I will be honest last year, just before you started school, I was worried. And by worried I mean a fine line between acting like a normal human and an insane crazed maniac. I thought you would change. That you would no longer be my baby. I was concerned that school would mould your personality and you would not be the child I once knew. And I was right.
You have changed. In ways I could only have dreamt of. Sure school has taught you the basics such as how to write. But I didn't know this would mean I would wake up daily to love notes left all over the house. That I would receive cards from you telling me how beautiful I am. Or how you missed me when I was at work. I knew you would learn how to read but I didn't know I would catch you reading to your brother. Or how amazed I would be when you used your phonics to pick which ice cream you wanted when we were on holiday.
SHE CAN'T BE MINE?
You have changed. By showing things about your personality I probably could never have tapped into. You are amazing at sports. You run so fast. You jump so high. Two things that I wouldn't have pushed you to do. At sports day I gasped as I saw a child that I didn't recognise in myself. Competitive, passionate and enthusiastic. Your time at school has also taught you about kindness, sharing, teamwork. Whilst the never ending relentless round of birthday parties has confirmed that you have a far better social life than me it also has shown friendship. The kind of friendship that you have when you're younger. Screaming, shouting and belly laughs from deep within.

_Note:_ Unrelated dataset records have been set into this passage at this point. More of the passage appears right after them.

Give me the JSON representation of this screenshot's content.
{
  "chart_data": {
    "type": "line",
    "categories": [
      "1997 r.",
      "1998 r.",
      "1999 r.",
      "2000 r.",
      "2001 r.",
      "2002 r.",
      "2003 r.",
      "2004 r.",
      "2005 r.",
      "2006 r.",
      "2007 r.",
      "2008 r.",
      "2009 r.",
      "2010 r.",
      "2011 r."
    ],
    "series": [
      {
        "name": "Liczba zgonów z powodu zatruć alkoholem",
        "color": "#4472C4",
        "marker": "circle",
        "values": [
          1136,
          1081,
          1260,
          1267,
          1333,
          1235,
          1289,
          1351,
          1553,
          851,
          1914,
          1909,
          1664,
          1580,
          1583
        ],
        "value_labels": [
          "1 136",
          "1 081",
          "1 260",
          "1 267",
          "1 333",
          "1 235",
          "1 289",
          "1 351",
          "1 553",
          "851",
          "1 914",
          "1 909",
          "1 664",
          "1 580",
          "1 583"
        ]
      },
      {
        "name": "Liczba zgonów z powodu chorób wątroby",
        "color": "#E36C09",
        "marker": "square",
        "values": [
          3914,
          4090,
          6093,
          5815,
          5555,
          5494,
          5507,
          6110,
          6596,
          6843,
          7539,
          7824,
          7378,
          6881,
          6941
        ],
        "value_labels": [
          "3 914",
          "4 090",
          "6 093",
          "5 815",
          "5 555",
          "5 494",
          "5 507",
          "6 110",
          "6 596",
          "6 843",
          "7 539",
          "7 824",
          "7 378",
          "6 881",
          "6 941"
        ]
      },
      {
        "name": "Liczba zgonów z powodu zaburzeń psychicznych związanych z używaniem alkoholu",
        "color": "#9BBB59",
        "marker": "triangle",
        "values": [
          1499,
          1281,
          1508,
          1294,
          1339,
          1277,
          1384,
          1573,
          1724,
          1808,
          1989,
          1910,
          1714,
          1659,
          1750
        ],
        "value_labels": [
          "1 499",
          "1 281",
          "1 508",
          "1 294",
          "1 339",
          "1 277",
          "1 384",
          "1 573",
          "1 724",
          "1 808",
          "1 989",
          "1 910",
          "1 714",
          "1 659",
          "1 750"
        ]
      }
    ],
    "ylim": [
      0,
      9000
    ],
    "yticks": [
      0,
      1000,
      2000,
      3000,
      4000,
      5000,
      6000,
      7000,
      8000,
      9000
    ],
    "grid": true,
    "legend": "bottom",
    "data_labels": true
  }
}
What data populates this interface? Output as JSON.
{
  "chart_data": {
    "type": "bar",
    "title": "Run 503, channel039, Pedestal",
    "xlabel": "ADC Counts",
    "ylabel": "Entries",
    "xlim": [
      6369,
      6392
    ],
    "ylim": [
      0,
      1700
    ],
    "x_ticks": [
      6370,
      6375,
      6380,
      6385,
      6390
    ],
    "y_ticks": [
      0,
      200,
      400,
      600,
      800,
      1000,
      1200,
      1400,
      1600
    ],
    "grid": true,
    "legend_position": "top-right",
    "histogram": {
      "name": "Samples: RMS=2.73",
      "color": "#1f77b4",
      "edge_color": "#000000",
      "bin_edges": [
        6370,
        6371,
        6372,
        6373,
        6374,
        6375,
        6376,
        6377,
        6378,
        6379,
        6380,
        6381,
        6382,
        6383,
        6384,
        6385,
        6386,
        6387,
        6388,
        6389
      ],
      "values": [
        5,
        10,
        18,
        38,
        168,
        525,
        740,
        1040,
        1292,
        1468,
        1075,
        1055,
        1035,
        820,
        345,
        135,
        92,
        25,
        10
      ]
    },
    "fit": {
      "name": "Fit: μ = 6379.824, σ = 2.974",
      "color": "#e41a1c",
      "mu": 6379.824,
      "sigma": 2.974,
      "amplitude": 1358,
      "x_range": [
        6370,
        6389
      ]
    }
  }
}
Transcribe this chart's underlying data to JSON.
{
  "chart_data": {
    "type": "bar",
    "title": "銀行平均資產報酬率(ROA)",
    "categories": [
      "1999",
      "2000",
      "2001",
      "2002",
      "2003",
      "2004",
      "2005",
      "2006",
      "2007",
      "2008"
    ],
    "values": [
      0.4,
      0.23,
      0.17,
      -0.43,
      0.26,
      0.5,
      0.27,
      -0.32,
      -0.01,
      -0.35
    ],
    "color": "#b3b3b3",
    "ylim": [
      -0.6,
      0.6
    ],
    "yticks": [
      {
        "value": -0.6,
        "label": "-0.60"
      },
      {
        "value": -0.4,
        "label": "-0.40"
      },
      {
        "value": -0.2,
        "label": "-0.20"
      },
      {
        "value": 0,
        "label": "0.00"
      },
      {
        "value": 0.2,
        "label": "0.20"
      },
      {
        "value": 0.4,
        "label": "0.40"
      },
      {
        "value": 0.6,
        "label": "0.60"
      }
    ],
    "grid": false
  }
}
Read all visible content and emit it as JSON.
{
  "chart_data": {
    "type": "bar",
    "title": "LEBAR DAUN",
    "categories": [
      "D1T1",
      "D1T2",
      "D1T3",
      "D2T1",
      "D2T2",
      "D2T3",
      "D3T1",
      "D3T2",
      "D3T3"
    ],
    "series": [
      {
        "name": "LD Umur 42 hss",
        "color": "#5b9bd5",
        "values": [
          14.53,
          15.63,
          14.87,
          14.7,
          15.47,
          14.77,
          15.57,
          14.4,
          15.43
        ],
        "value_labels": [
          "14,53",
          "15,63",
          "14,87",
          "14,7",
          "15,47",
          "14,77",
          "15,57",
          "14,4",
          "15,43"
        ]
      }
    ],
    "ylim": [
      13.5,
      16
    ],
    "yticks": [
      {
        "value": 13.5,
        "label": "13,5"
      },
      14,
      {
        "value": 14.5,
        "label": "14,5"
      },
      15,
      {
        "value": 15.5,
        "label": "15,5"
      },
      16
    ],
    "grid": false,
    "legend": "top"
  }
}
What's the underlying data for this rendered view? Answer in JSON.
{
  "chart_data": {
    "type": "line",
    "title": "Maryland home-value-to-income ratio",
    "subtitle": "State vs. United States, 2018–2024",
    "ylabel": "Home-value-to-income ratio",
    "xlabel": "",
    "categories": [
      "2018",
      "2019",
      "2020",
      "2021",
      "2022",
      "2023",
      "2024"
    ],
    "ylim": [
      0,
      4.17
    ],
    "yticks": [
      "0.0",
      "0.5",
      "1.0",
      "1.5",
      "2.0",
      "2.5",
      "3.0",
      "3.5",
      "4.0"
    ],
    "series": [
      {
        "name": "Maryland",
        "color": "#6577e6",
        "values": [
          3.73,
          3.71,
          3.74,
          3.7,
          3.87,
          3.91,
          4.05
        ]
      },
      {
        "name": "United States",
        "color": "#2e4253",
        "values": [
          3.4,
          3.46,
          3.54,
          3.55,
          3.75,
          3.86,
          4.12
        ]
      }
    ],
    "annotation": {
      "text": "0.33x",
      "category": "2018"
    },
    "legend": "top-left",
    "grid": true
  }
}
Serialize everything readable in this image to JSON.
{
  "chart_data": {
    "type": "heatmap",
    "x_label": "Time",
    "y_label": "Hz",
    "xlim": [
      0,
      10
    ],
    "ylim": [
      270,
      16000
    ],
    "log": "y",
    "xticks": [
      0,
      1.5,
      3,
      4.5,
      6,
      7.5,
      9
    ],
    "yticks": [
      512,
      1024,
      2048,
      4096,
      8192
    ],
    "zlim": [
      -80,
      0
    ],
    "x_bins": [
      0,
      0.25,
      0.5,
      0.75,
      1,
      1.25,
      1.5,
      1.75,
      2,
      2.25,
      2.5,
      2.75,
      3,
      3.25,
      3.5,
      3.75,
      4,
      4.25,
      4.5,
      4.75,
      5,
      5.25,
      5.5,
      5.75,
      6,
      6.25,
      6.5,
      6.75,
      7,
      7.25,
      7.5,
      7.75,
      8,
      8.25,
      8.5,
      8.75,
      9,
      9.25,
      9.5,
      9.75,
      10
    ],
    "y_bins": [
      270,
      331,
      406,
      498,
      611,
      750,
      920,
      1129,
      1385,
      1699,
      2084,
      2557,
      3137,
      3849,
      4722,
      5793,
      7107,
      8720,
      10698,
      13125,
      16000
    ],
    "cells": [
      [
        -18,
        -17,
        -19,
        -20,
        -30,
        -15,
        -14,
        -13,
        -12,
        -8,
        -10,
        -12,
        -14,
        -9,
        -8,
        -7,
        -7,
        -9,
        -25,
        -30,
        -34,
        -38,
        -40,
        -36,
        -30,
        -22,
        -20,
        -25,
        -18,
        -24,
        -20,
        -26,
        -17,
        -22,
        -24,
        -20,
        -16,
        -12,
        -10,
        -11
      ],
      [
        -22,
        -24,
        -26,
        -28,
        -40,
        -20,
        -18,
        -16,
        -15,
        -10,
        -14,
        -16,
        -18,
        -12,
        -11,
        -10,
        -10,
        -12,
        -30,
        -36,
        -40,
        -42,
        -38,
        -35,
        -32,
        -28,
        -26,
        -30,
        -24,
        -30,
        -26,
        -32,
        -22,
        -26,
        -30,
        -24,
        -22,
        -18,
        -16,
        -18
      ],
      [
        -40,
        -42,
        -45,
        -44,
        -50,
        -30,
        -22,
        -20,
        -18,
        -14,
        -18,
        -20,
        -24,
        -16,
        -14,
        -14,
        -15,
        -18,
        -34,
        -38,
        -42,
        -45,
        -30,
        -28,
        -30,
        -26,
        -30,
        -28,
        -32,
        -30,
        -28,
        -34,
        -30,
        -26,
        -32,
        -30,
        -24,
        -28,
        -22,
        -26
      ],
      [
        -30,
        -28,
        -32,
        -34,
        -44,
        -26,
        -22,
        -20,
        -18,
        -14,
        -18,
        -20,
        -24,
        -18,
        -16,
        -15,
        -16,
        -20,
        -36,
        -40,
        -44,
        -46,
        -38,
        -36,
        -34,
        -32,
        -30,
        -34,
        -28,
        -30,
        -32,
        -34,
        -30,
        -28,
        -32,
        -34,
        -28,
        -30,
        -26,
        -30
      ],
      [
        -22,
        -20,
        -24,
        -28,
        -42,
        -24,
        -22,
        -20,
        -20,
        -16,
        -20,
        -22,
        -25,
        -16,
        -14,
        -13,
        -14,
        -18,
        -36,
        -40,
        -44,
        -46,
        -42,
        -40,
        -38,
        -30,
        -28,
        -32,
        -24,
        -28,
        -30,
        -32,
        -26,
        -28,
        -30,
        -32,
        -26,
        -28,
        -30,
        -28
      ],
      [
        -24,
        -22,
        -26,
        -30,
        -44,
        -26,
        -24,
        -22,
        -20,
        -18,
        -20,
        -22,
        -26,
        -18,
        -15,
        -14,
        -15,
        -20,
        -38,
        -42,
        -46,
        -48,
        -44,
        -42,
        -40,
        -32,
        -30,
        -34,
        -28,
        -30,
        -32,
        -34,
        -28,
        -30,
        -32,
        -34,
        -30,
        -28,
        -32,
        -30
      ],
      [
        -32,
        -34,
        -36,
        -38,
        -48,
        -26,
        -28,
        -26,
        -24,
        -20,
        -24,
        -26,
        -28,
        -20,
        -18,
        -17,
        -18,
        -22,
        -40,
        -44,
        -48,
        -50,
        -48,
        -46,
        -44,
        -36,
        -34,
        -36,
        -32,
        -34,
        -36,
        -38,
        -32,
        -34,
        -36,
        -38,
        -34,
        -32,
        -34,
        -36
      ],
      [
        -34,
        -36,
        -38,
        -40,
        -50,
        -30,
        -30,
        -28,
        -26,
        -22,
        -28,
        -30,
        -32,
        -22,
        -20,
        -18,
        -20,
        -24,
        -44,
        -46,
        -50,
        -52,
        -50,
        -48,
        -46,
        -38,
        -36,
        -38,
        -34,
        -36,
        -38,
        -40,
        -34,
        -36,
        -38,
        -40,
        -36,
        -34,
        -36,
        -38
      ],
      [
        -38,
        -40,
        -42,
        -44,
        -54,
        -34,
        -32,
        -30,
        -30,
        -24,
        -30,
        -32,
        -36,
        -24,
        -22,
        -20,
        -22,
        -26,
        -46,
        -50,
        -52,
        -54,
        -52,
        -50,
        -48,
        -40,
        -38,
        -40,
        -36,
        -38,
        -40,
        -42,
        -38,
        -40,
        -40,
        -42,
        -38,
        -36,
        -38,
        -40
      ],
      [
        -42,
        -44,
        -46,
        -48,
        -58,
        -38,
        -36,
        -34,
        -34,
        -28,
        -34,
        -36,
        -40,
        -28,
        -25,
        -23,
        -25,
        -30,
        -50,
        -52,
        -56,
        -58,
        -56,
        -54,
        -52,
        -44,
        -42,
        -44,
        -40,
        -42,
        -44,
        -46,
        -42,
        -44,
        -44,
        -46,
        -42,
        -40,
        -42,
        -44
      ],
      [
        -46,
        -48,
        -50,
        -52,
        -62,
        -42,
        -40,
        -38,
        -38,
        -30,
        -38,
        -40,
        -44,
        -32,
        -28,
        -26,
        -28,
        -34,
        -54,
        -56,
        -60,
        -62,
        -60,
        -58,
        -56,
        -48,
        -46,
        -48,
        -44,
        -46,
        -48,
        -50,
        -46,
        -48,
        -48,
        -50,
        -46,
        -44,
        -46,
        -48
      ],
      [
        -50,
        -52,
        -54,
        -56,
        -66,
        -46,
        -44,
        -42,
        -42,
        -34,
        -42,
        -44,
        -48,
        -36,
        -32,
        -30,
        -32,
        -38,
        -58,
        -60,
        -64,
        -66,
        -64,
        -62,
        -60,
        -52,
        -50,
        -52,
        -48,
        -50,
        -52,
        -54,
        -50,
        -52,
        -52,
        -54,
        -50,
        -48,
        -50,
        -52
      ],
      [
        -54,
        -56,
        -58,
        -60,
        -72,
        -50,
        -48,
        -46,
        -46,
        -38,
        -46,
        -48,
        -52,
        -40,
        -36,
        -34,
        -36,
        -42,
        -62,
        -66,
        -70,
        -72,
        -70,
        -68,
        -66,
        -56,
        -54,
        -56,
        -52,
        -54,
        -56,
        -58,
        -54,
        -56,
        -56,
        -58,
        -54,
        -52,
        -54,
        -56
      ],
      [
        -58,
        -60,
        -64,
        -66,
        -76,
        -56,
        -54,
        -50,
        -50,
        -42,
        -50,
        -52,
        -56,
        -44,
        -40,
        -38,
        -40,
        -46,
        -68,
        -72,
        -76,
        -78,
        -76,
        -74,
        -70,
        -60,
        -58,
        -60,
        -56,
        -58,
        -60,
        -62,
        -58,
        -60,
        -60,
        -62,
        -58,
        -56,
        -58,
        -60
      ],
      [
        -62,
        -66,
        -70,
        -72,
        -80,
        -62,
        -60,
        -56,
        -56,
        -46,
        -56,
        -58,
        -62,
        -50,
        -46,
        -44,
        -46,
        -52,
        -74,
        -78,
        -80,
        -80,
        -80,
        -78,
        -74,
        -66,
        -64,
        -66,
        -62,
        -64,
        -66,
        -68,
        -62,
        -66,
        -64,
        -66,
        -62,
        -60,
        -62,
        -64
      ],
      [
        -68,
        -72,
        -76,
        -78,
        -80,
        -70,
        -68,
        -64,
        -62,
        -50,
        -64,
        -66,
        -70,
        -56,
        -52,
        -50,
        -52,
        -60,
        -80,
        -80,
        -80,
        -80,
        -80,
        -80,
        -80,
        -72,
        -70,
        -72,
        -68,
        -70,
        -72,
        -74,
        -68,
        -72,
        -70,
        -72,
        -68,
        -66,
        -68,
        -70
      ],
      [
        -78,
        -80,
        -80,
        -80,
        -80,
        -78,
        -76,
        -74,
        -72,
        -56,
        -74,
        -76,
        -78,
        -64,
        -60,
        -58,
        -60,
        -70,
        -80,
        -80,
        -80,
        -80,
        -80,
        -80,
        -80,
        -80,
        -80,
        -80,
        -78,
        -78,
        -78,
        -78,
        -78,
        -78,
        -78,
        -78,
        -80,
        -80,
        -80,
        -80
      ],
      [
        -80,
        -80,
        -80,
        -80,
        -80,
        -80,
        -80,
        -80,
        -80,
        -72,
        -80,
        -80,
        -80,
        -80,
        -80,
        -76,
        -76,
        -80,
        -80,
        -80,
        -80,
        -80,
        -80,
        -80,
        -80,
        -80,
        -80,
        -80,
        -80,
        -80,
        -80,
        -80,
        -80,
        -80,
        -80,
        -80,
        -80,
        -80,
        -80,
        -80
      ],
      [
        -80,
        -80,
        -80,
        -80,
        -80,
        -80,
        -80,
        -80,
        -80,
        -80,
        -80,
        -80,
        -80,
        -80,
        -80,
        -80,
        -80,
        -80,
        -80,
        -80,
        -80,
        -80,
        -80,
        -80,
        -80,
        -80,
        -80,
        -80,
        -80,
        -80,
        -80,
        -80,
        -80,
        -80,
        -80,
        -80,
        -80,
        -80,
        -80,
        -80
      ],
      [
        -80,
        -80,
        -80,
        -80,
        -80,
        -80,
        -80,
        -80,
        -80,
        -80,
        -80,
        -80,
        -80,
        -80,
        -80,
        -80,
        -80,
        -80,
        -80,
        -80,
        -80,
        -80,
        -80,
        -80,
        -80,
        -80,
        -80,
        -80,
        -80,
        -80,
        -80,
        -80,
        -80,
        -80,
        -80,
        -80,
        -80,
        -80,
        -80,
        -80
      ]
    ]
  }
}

School runs with you two loons nearly killed me
There have been tough times of course. Nits, chicken pox, impetigo and an earache which involved me having to pick you up screaming from reception. Sadder that you had to go home for the afternoon rather than the fact that you were in pain. But the tough times have also meant? That I've changed. For the first few months I struggled with the school run. I would wake up in a fit of panic that I wouldn't get everything done. But slowly I have figured a way to get us all there in one piece, with the required £1s for fancy dress, homework and shoes that are half clean (albeit with a baby wipe). I still end up screaming "GET YOUR COAT ON". Just not quite as much.
You. Are. A. Delight.
This year has been a learning curve. For us both. And it's been a pleasure to watch you grow and change into the delightful gorgeous little girl that you've now become. You did change. But the bits I was worried I would lose. Like cuddles and chats about Disney princesses are still there. But with the added extra bonus of so so SO much more.